Ozan: Aslında hukuki bilgi konusunda başlangıçtan beri süperdim; ancak diğer yönlerimi zamanla geliştirdim. Mesleğin ilk yıllarında gayet başarılı bir şekilde tahliyeler, beraatler alıyordum ama para pul işlerine bir türlü kafam basmıyordu. Yine bir duruşma dönüşü Gürler yakaladı beni. Aramızda şöyle bir konuşma gerçekleşti: “Eee süper avukat, sanık noldu?”, “Tahliye aldım. Her şeyde anlaştık, parayı yarın alıyorum”, “Sanık nerde?”, “Adliyede”, “Para nerde?”, “Yarın verecekler”, “Sanık nerde?”, “A-adliyede”, “Para nerde?”, “Ya-yarın verecekler.” Sonra Gürler sağolsun bürodaki diğer arkadaşları da toplayıp kızgın bir şekilde şöyle dedi: “Ulan bizim normal hıyarların yapmadığını süper avukat yapıyor!” O günden sonra her şey değişti benim için.
Muhabir: Müvekkiller para konusunda epey bir canınızı sıkmış sanırım.

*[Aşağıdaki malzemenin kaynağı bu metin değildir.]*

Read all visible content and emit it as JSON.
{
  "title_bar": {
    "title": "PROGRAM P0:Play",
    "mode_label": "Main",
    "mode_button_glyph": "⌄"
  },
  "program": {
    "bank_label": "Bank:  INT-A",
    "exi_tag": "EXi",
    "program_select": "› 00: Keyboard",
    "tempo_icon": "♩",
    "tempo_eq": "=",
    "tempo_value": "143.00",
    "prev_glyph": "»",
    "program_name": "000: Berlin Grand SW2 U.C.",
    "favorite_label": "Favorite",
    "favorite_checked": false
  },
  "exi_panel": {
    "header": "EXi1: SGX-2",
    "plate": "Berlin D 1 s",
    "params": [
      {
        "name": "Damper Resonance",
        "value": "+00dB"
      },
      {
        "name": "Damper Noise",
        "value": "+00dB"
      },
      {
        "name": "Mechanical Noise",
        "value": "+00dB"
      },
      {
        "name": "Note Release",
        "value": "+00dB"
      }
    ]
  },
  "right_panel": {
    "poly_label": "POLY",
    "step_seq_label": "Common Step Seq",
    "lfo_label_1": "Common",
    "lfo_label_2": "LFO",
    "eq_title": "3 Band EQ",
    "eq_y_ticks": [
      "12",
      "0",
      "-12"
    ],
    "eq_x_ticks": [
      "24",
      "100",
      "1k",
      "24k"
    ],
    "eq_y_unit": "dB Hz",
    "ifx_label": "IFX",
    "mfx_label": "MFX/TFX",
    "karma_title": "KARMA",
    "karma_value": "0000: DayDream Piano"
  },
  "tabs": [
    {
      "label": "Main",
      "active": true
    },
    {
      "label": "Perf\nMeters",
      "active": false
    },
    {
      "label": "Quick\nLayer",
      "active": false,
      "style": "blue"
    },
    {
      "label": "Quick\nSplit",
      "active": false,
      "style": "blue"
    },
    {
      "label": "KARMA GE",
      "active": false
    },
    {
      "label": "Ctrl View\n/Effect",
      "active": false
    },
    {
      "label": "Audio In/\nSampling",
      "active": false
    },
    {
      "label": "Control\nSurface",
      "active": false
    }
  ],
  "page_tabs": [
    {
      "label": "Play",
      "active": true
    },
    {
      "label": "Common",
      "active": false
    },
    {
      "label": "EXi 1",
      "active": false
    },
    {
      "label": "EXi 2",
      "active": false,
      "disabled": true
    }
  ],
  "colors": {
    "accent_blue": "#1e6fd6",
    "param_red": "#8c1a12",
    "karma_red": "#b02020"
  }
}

Ozan: Evet ama biz de sıkıla sıkıla sıkmayı öğrendik.
Muhabir: Nasıl?
Ozan: Şey diyorum, ben de onların canını sıkıyorum artık. Mesela temyize giden bir dosyayı getirip, “Yargıtay’da tanıdık var mı?” diye sorduklarında, “Elhamdülillah hepsi kardeşimiz kadar yakın!” cevabını yapıştırıyorum. 40-50 bin liradan kapıyı açıyorum, 20-25 bine fit oluyorum. Sonra dosyayı bir kenara atıp bekliyorum Yargıtay’ın kararını. Yahu yüzde elli ihtimal var zaten. Karar bozulursa “Sen ne süper avukatmışsın” deyip, elimi öpmeye geliyorlar. Karar onanırsa da ben onları arayıp, “Cimrilik yapıp paranın yarısına işi halletmeye çalıştınız, b.k ettiniz her şeyi!” diye fırça kayıyorum. Sonra da harcadığım “emek” karşılığına denk gelen bir meblağı kesip kalanı iade ediyorum. Parayı iade edince bunlar yine “Sen ne süper avukatmışsın” deyip, elimi öpmeye geliyorlar.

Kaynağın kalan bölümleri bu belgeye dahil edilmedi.